Opération Aurora
La Chine a plongé dans le dépôt de code source de Google pour atteindre les comptes de dissidents. Google a répondu en quittant le pays.
En janvier 2010, Google fait ce qu’aucune grande entreprise technologique occidentale n’avait fait avant elle. L’entreprise publie un billet de blog, signé par sa directrice juridique, révélant qu’elle a été la cible d’une intrusion sophistiquée venant de Chine, et qu’elle ne coopérerait plus avec la censure imposée par l’État sur Google.cn.
Ce que les attaquants cherchaient
L’intrusion finit par être baptisée Opération Aurora — un nom dérivé d’une chaîne trouvée dans les chemins de débogage du malware. Les enquêteurs la relient à une campagne ayant touché au moins une trentaine d’autres entreprises tech majeures, dont Adobe, Juniper, Rackspace et d’autres qui ne confirmeront pas publiquement.

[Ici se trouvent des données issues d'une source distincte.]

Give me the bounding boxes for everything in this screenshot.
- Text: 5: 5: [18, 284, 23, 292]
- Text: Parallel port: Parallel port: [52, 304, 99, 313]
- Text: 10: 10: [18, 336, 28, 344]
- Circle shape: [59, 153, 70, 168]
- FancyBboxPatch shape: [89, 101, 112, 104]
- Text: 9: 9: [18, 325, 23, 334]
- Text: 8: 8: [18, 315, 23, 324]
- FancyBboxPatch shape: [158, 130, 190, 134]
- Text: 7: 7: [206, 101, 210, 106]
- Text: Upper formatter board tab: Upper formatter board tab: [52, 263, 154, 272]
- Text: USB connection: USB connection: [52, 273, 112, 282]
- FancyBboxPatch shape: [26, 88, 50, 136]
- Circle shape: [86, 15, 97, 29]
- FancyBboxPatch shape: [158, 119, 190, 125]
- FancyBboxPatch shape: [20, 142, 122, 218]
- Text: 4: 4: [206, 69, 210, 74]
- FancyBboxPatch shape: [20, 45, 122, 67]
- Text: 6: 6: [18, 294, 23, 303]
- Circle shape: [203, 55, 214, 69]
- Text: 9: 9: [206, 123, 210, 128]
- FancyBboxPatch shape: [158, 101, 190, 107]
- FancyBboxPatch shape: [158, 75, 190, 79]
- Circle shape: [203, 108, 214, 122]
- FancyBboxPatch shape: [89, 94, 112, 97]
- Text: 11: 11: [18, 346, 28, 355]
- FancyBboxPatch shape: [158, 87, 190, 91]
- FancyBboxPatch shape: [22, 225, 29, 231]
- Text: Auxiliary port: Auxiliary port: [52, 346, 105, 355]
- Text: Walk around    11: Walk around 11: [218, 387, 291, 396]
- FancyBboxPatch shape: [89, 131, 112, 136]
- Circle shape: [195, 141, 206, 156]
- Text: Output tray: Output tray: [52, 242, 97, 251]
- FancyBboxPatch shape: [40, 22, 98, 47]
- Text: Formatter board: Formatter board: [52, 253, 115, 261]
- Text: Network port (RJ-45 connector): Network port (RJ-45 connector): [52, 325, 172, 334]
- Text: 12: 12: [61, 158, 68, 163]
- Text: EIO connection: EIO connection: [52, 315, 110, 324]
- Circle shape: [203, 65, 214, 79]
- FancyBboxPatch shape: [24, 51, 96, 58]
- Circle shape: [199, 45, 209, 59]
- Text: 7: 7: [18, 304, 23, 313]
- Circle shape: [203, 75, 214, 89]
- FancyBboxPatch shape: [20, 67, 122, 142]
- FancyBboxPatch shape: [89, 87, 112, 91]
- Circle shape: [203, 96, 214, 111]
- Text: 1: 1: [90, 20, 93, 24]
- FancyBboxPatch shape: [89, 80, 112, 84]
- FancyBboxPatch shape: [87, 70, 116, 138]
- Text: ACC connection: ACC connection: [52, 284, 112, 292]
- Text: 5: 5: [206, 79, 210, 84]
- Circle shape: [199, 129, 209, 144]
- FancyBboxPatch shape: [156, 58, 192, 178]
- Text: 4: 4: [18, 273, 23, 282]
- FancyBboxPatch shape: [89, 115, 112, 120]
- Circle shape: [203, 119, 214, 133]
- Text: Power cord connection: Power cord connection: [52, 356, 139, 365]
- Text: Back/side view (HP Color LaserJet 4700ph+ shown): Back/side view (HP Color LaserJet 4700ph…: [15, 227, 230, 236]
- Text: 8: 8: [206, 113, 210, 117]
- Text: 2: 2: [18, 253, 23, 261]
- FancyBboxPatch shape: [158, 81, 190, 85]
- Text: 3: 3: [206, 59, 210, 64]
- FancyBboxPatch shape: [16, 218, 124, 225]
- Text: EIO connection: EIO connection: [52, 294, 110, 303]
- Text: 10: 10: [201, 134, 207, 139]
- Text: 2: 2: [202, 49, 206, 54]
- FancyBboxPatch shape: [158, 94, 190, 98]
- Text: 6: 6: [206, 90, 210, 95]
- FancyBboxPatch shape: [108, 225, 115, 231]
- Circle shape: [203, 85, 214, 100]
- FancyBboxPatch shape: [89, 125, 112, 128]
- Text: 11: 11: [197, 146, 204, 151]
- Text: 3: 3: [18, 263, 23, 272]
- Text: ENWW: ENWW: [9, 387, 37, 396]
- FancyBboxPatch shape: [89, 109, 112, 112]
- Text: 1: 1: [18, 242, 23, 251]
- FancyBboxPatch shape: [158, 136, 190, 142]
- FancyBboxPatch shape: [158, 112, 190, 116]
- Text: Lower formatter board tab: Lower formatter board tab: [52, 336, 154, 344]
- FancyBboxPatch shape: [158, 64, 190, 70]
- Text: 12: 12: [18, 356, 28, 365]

Ce qui rend l’opération inquiétante, c’est sa cible à l’intérieur de Google. Les attaquants ne cherchaient pas des données grand public en masse. Ils s’intéressaient précisément aux informations des comptes de militants chinois des droits humains, et aux systèmes que Google utilisait pour répondre aux réquisitions des autorités américaines — une fenêtre sur les dissidents alors sous surveillance.
Un nouveau type d’attribution
Aurora a été l’une des premières fois qu’une grande entreprise américaine a publiquement nommé un gouvernement étranger comme attaquant. C’est aussi cette affaire qui a popularisé un terme de l’art qui n’a depuis cessé de s’étendre : menace persistante avancée.
Ce que la chronique retient
Aurora a redéfini la conversation sur la cyberdéfense d’entreprise. Les modèles de menace bâtis autour de criminels et d’employés rancuniers ont dû faire place à des acteurs étatiques patients, bien financés, et porteurs d’objectifs stratégiques. Toute organisation moderne de sécurité d’entreprise qui parle d’APT travaille, en un sens réel, à partir d’un cadre que la révélation de Google lui a tendu.